State giant Sinopharm, which has two inactivated vaccines near the market – one produced by a Beijing branch and one from its Wuhan unit – has a relatively modest 70 million doses overseas, based on public information. But the footage has high-profile supported people: Sheikh Mohammed bin Rashid Al Maktoum, the ruler of Dubai, received one from the Sinopharm Beijing Institute of Biological Products on November 3, according to a post on his public Twitter account. Other high-ranking officials there also received the shooting, local state media report.

Vaccine data glimpsed advanced trials on 31,000 people concluded in the United Arab Emirates, which state media in the country reported protecting 86% of vaccinated people and not having serious security concerns. Details were not released.

Following the announcement, Abu Dhabi officials said they would start working with local authorities to “continue all activities within two weeks”, including economic, tourism and cultural operations.

The Sinopharma shootings received urgent approval in the UAE in September, and Bahrain in November. In October, Sinopharm Group chief Liu Jingzhen told a news conference that her shots had been subjected to Phase 3 in 10 countries, including Jordan, Peru, Argentina and Egypt.

Meanwhile, CanSino Biologics, which uses the second generation of adenoviral vector vectors to deliver its payload-boosting immune system, has pledged to deliver 20 million shots to Indonesia to date, according to Duke.

CanSino, which uses the same approach as the AstraZeneca / Oxford University vaccine, hit the headlines in March when its vaccine candidate was the first in the world to enter human trials.

New strains

This week, all eyes were on a new strain of the virus that has emerged in the UK and how it could affect vaccination effectiveness.

Experts say the new strain, dubbed B.1.1.7 by British scientists, appears to be more portable than previously known strains, but could actually be less harmful. Its existence is unlikely to thwart current efforts on the vaccine, three immunologists told Caixin.

“He should still be completely sensitive [to current vaccines]”said Marc Pellegrini, head of infectious diseases and immune defense at the Australian Walter and Eliza Hall Institute for Medical Research.

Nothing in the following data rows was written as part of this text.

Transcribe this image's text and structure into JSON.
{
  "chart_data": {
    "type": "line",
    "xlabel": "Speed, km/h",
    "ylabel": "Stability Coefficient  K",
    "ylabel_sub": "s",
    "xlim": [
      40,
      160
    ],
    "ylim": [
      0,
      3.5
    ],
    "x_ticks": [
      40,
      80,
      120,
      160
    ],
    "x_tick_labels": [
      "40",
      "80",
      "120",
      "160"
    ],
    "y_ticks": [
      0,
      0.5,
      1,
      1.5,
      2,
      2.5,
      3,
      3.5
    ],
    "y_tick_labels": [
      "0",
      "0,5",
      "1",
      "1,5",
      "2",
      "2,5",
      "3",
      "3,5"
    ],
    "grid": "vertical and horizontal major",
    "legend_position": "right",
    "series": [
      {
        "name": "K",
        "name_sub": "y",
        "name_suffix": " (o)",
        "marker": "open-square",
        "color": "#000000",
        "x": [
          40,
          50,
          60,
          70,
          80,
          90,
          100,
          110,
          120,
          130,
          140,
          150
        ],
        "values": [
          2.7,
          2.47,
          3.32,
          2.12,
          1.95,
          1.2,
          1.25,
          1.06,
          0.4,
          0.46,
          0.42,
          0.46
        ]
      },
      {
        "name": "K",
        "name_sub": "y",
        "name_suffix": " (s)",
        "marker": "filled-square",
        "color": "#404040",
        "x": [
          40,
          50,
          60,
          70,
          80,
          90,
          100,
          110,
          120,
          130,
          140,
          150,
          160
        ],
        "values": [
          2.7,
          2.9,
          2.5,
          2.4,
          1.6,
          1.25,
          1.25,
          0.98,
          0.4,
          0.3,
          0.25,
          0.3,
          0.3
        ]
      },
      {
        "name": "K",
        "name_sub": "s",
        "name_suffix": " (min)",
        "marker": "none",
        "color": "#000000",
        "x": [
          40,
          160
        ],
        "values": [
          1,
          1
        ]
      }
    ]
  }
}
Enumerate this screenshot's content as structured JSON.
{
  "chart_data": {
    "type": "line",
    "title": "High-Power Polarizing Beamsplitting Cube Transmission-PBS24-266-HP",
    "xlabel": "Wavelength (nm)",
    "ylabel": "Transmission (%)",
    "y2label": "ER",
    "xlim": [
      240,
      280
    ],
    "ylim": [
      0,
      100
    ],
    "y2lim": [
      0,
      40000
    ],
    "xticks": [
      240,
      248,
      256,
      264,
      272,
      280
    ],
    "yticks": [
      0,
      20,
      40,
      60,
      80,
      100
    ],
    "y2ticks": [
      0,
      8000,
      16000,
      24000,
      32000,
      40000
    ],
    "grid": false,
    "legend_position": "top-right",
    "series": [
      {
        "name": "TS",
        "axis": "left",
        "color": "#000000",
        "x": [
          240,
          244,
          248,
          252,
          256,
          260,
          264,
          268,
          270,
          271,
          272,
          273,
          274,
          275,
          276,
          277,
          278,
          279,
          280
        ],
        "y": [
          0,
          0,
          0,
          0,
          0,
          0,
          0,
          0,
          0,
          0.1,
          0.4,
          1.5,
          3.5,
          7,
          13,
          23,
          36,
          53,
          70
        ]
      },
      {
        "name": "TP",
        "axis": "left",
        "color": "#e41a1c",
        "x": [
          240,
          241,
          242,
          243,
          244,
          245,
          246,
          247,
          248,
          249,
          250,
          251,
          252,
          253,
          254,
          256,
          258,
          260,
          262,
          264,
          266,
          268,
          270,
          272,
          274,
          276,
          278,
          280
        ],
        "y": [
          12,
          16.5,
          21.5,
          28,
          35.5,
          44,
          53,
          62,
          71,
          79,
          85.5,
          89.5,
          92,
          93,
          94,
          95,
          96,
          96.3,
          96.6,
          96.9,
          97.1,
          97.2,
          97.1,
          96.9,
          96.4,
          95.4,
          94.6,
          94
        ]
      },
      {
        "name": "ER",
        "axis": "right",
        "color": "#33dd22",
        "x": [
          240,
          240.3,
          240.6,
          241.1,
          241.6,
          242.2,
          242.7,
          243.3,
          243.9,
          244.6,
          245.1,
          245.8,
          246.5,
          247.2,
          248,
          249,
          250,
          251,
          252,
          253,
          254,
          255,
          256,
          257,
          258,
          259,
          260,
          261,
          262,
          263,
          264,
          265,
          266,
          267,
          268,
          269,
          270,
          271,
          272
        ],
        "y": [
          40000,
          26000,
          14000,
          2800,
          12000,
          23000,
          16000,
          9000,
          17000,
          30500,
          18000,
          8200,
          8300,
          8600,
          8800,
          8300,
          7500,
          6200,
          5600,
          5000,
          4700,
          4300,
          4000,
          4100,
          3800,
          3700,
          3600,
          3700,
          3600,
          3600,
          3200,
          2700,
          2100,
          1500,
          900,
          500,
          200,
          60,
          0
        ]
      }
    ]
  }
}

But that raises the specter of a more significant future mutation in the virus that could make current vaccines ineffective.

If that happens, the mRNA of the vaccine “could adapt very quickly and very easily” to fight new strains, Pellegrini said. Inactivated vaccines would be harder to repurpose, he said. “From a position of adaptability, mRNA is superior,” he said. “Of course there are warnings about the logistics of transporting it in very cold temperatures.”